I have been advised that the best way to navigate a time of sorrow such as this one as we face the murder of 32 people and the suicide of their killer is to set our course by the beautiful. I had a hard time doing that today. I found myself turning this way and that without success. My inability to do this frightened me. Surely, there must be something beautiful?
So I closed my eyes for a few minutes and my mind returned to my daughter this morning. She camped out on her bedroom floor last night, and this morning I found her lying in a sea of blankets, sleeping bags, and pillows reading a novel. The heat purred through the vent, daylight sifted through her blinds, and she fingered her baby blanket. My father's mother made it for her in the mid-1970s, when she was diagnosed with cancer. She thought she would die soon thereafter and wanted to leave something behind for the next generation.

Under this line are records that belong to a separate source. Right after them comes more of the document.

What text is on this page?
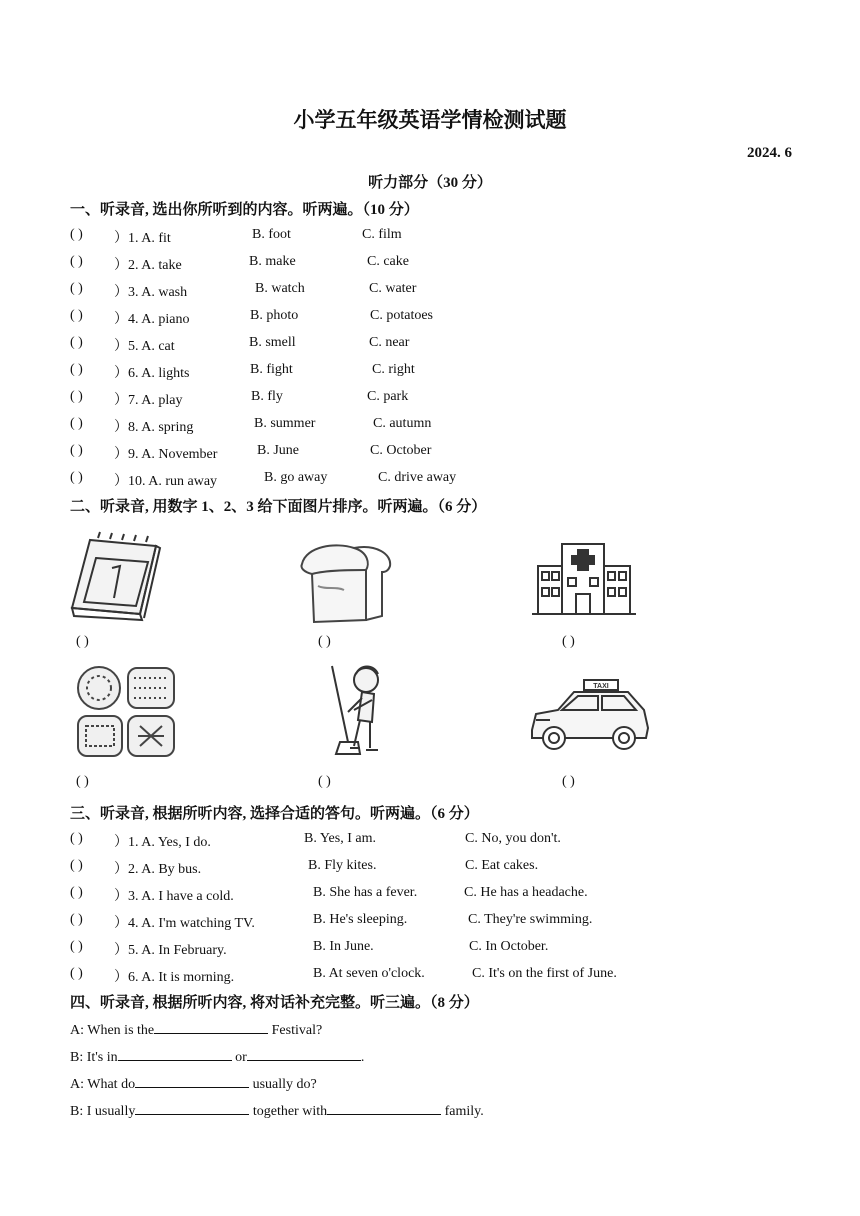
小学五年级英语学情检测试题
2024. 6
听力部分（30 分）
一、听录音, 选出你所听到的内容。听两遍。（10 分）
( ) ）1. A. fit	B. foot	C. film
( ) ）2. A. take	B. make	C. cake
( ) ）3. A. wash	B. watch	C. water
( ) ）4. A. piano	B. photo	C. potatoes
( ) ）5. A. cat	B. smell	C. near
( ) ）6. A. lights	B. fight	C. right
( ) ）7. A. play	B. fly	C. park
( ) ）8. A. spring	B. summer	C. autumn
( ) ）9. A. November	B. June	C. October
( ) ）10. A. run away	B. go away	C. drive away
二、听录音, 用数字 1、2、3 给下面图片排序。听两遍。（6 分）
( )	( )	( )
TAXI
( )	( )	( )
三、听录音, 根据所听内容, 选择合适的答句。听两遍。（6 分）
( ) ）1. A. Yes, I do.	B. Yes, I am.	C. No, you don't.
( ) ）2. A. By bus.	B. Fly kites.	C. Eat cakes.
( ) ）3. A. I have a cold.	B. She has a fever.	C. He has a headache.
( ) ）4. A. I'm watching TV.	B. He's sleeping.	C. They're swimming.
( ) ）5. A. In February.	B. In June.	C. In October.
( ) ）6. A. It is morning.	B. At seven o'clock.	C. It's on the first of June.
四、听录音, 根据所听内容, 将对话补充完整。听三遍。（8 分）
A: When is the	Festival?
B: It's in	or	.
A: What do	usually do?
B: I usually	together with	family.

For 8 1/2 years, Della has slept with this little blanket and worked a little hole in the corner.
The quiet morning, the blanket--a gift of love from a woman long gone--and its slowly growing hole reminded me that no pain lasts forever, all things change, and there is peace in the change. Someday, that blanket will be nothing. But it will have been. Indeed, it will have been a message of love and peace and forever from one world to this one to the next. The peace will come.